In un transetto del braccio destro della chiesa degli Eremitani a Padova c’è una cappella detta Ovetali, e al suo interno un affresco di Andrea Mantegna che non smette mai di stupirmi. Si tratta della storia di San Cristoforo.
In particolare mi colpisce il trasporto del corpo senza testa del santo, che appare enorme rispetto a tutti gli altri esseri umani che lo circondano. Uno di questi gli solleva una gamba in un gesto quasi plateale, come quando l’arbitro di pugilato determina la sconfitta, alzando il braccio esanime dell’atterrato.
Torniamo però a quello che ci riguarda, la posa.
La posa del santo, che quasi sparisce tra le parti mancanti dell’affresco, si staglia con i piedi verso lo sguardo dello spettatore, quasi a farci capire che ormai quei piedi giganti non lo sosterranno più. La testa è tagliata, il corpo non serve più a tenere la scatola del pensiero e quindi la volontà.
VIDEO
Riprese: Isola d’Elba, spiaggia di Cavoli
Opera di Luigi Presicce
Video di Daniele Pezzi
Con la partecipazione di Anna Capolupo, Maria Cecilia Cirillo, Stefano Giuri, Luigi Presicce
Molte cose mi fanno pensare ai giganti, tra queste, una che coniuga questa “malformazione” alla prigionia, credo che sia proprio I viaggi di Gulliver, un romanzo di fantasia di Jonathan Swift.
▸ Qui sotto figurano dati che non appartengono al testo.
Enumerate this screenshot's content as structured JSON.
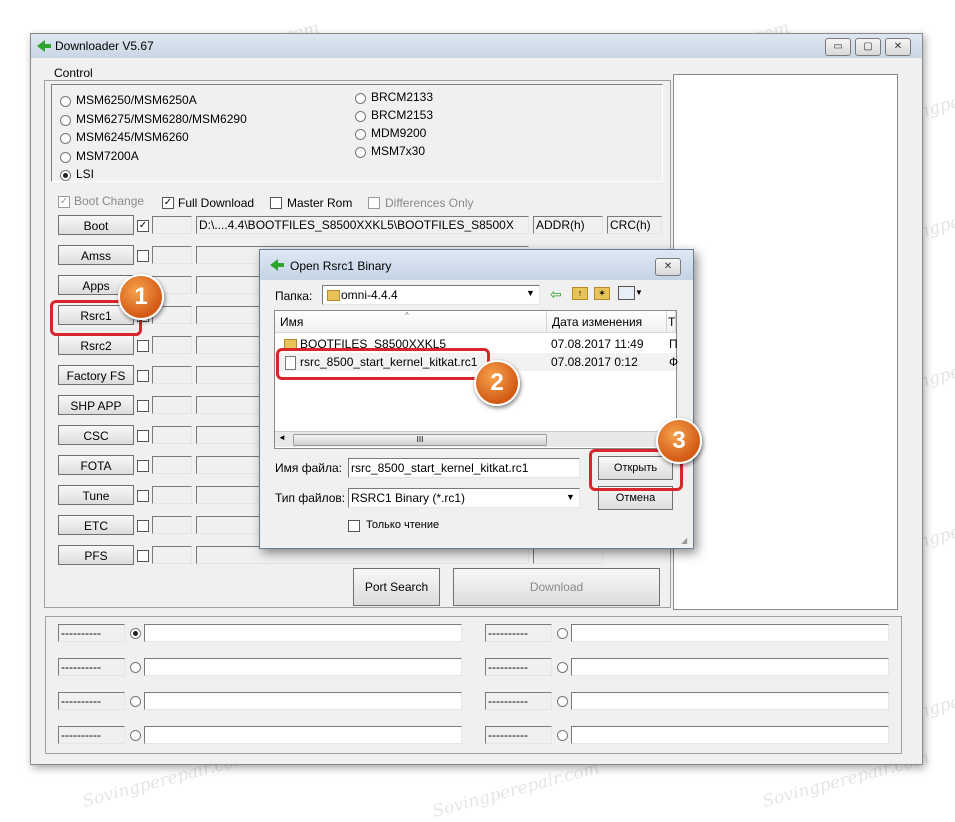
{
  "window": {
    "title": "Downloader V5.67",
    "controls": [
      "▭",
      "▢",
      "✕"
    ]
  },
  "control": {
    "legend": "Control",
    "radios_left": [
      {
        "label": "MSM6250/MSM6250A",
        "checked": false
      },
      {
        "label": "MSM6275/MSM6280/MSM6290",
        "checked": false
      },
      {
        "label": "MSM6245/MSM6260",
        "checked": false
      },
      {
        "label": "MSM7200A",
        "checked": false
      },
      {
        "label": "LSI",
        "checked": true
      }
    ],
    "radios_right": [
      {
        "label": "BRCM2133",
        "checked": false
      },
      {
        "label": "BRCM2153",
        "checked": false
      },
      {
        "label": "MDM9200",
        "checked": false
      },
      {
        "label": "MSM7x30",
        "checked": false
      }
    ]
  },
  "options": {
    "boot_change": "Boot Change",
    "full_download": "Full Download",
    "master_rom": "Master Rom",
    "differences_only": "Differences Only"
  },
  "rows": [
    {
      "label": "Boot",
      "checked": true,
      "path": "D:\\....4.4\\BOOTFILES_S8500XXKL5\\BOOTFILES_S8500X"
    },
    {
      "label": "Amss",
      "checked": false,
      "path": ""
    },
    {
      "label": "Apps",
      "checked": false,
      "path": ""
    },
    {
      "label": "Rsrc1",
      "checked": false,
      "path": ""
    },
    {
      "label": "Rsrc2",
      "checked": false,
      "path": ""
    },
    {
      "label": "Factory FS",
      "checked": false,
      "path": ""
    },
    {
      "label": "SHP APP",
      "checked": false,
      "path": ""
    },
    {
      "label": "CSC",
      "checked": false,
      "path": ""
    },
    {
      "label": "FOTA",
      "checked": false,
      "path": ""
    },
    {
      "label": "Tune",
      "checked": false,
      "path": ""
    },
    {
      "label": "ETC",
      "checked": false,
      "path": ""
    },
    {
      "label": "PFS",
      "checked": false,
      "path": ""
    }
  ],
  "addr_label": "ADDR(h)",
  "crc_label": "CRC(h)",
  "port_search": "Port Search",
  "download": "Download",
  "ports": {
    "left": [
      {
        "label": "----------",
        "selected": true
      },
      {
        "label": "----------",
        "selected": false
      },
      {
        "label": "----------",
        "selected": false
      },
      {
        "label": "----------",
        "selected": false
      }
    ],
    "right": [
      {
        "label": "----------",
        "selected": false
      },
      {
        "label": "----------",
        "selected": false
      },
      {
        "label": "----------",
        "selected": false
      },
      {
        "label": "----------",
        "selected": false
      }
    ]
  },
  "dialog": {
    "title": "Open Rsrc1 Binary",
    "folder_label": "Папка:",
    "folder_value": "omni-4.4.4",
    "col_name": "Имя",
    "col_date": "Дата изменения",
    "col_type": "Т",
    "files": [
      {
        "name": "BOOTFILES_S8500XXKL5",
        "date": "07.08.2017 11:49",
        "type": "П",
        "kind": "folder"
      },
      {
        "name": "rsrc_8500_start_kernel_kitkat.rc1",
        "date": "07.08.2017 0:12",
        "type": "Ф",
        "kind": "file"
      }
    ],
    "filename_label": "Имя файла:",
    "filename_value": "rsrc_8500_start_kernel_kitkat.rc1",
    "filetype_label": "Тип файлов:",
    "filetype_value": "RSRC1 Binary (*.rc1)",
    "readonly_label": "Только чтение",
    "open_button": "Открыть",
    "cancel_button": "Отмена",
    "scroll_mark": "III"
  },
  "callouts": [
    "1",
    "2",
    "3"
  ],
  "watermark": "Sovingperepair.com",
  "colors": {
    "accent": "#d7272d",
    "callout": "#e07020",
    "arrow": "#2fa52f"
  }
}
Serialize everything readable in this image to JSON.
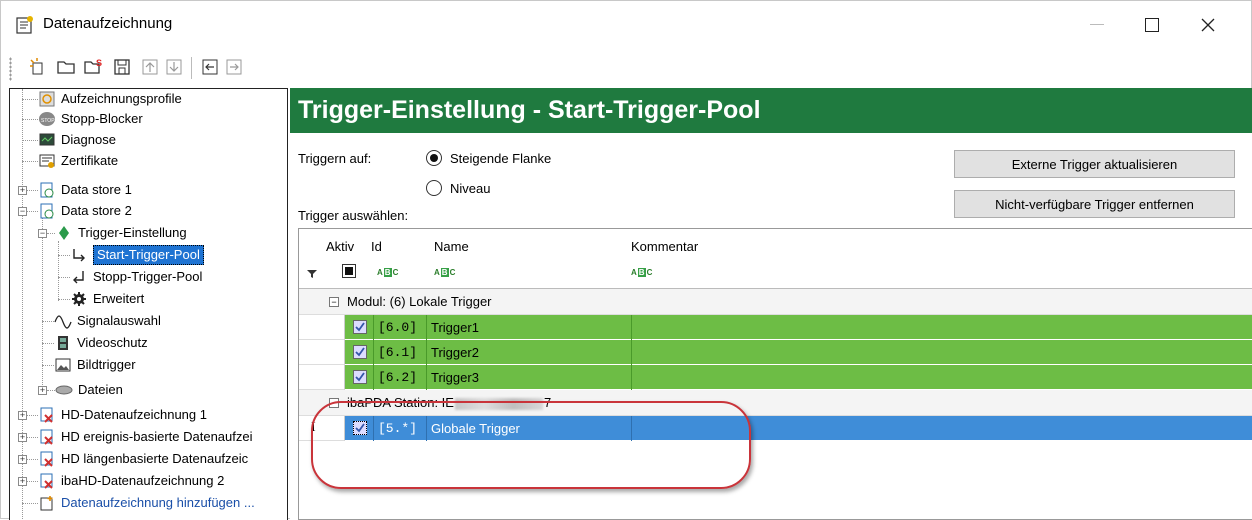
{
  "window": {
    "title": "Datenaufzeichnung"
  },
  "tree": {
    "items": [
      {
        "label": "Aufzeichnungsprofile"
      },
      {
        "label": "Stopp-Blocker"
      },
      {
        "label": "Diagnose"
      },
      {
        "label": "Zertifikate"
      },
      {
        "label": "Data store 1"
      },
      {
        "label": "Data store 2"
      },
      {
        "label": "Trigger-Einstellung"
      },
      {
        "label": "Start-Trigger-Pool"
      },
      {
        "label": "Stopp-Trigger-Pool"
      },
      {
        "label": "Erweitert"
      },
      {
        "label": "Signalauswahl"
      },
      {
        "label": "Videoschutz"
      },
      {
        "label": "Bildtrigger"
      },
      {
        "label": "Dateien"
      },
      {
        "label": "HD-Datenaufzeichnung 1"
      },
      {
        "label": "HD ereignis-basierte Datenaufzei"
      },
      {
        "label": "HD längenbasierte Datenaufzeic"
      },
      {
        "label": "ibaHD-Datenaufzeichnung 2"
      },
      {
        "label": "Datenaufzeichnung hinzufügen ..."
      }
    ]
  },
  "panel": {
    "title": "Trigger-Einstellung - Start-Trigger-Pool",
    "trigger_on_label": "Triggern auf:",
    "radio_rising": "Steigende Flanke",
    "radio_level": "Niveau",
    "select_trigger_label": "Trigger auswählen:",
    "btn_update": "Externe Trigger aktualisieren",
    "btn_remove": "Nicht-verfügbare Trigger entfernen"
  },
  "grid": {
    "columns": {
      "active": "Aktiv",
      "id": "Id",
      "name": "Name",
      "comment": "Kommentar"
    },
    "abc_icon": "ABC",
    "groups": [
      {
        "label": "Modul: (6) Lokale Trigger",
        "rows": [
          {
            "id": "[6.0]",
            "name": "Trigger1",
            "checked": true
          },
          {
            "id": "[6.1]",
            "name": "Trigger2",
            "checked": true
          },
          {
            "id": "[6.2]",
            "name": "Trigger3",
            "checked": true
          }
        ]
      },
      {
        "label_prefix": "ibaPDA Station: IE",
        "label_suffix": "7",
        "rows": [
          {
            "id": "[5.*]",
            "name": "Globale Trigger",
            "checked": true,
            "selected": true
          }
        ]
      }
    ]
  },
  "colors": {
    "header": "#1f7a3f",
    "row_green": "#6dbd45",
    "row_selected": "#3f8dd8",
    "annotation": "#c9343a"
  }
}
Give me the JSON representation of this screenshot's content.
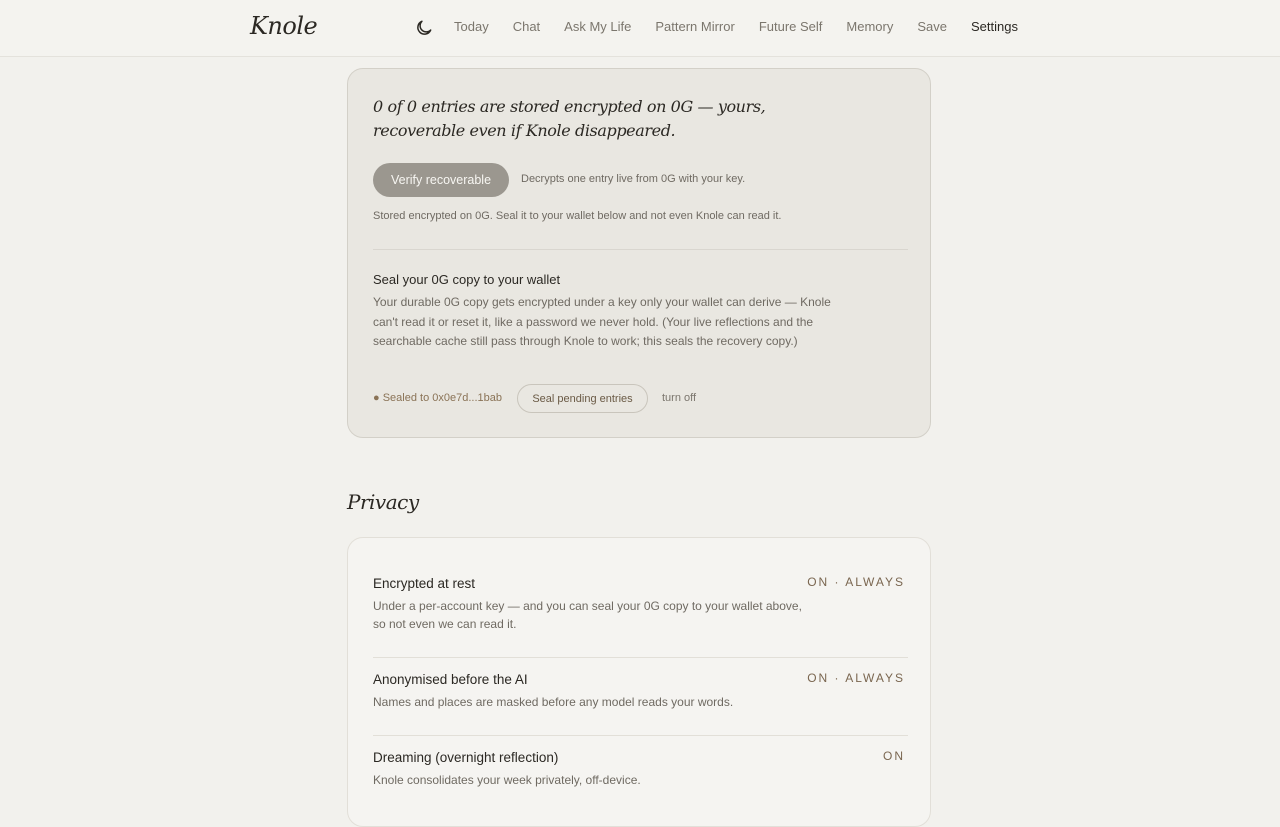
{
  "nav": {
    "logo": "Knole",
    "theme_icon": "moon-icon",
    "links": [
      "Today",
      "Chat",
      "Ask My Life",
      "Pattern Mirror",
      "Future Self",
      "Memory",
      "Save",
      "Settings"
    ],
    "active": "Settings"
  },
  "storage": {
    "headline": "0 of 0 entries are stored encrypted on 0G — yours, recoverable even if Knole disappeared.",
    "verify_button": "Verify recoverable",
    "verify_note": "Decrypts one entry live from 0G with your key.",
    "stored_note": "Stored encrypted on 0G. Seal it to your wallet below and not even Knole can read it.",
    "seal_title": "Seal your 0G copy to your wallet",
    "seal_desc": "Your durable 0G copy gets encrypted under a key only your wallet can derive — Knole can't read it or reset it, like a password we never hold. (Your live reflections and the searchable cache still pass through Knole to work; this seals the recovery copy.)",
    "sealed_to": "● Sealed to 0x0e7d...1bab",
    "seal_button": "Seal pending entries",
    "turn_off": "turn off"
  },
  "privacy": {
    "title": "Privacy",
    "rows": [
      {
        "title": "Encrypted at rest",
        "desc": "Under a per-account key — and you can seal your 0G copy to your wallet above, so not even we can read it.",
        "status": "ON · ALWAYS"
      },
      {
        "title": "Anonymised before the AI",
        "desc": "Names and places are masked before any model reads your words.",
        "status": "ON · ALWAYS"
      },
      {
        "title": "Dreaming (overnight reflection)",
        "desc": "Knole consolidates your week privately, off-device.",
        "status": "ON"
      }
    ]
  }
}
Ho parlato di prigionia principalmente per il luogo in cui questa mia performance si svolgerà, l’isola di Pianosa, un isola carceraria nell’arcipelago toscano. Gulliver dicevamo…
L’eroe di questi racconti (pubblicati nel 1726) è memore del già noto naufragio di Robinson Crosue (uscito qualche anno prima) e da questo ne prende le orme, sulla sabbia, quando approda su un’isola apparentemente deserta.
Qui scatta la parte fantastica del racconto e Gulliver si risveglia legato come un salame e circondato da piccoli uomini alti un palmo di mano.
Da queste suggestioni nasce la performance La cattura di San Cristoforo.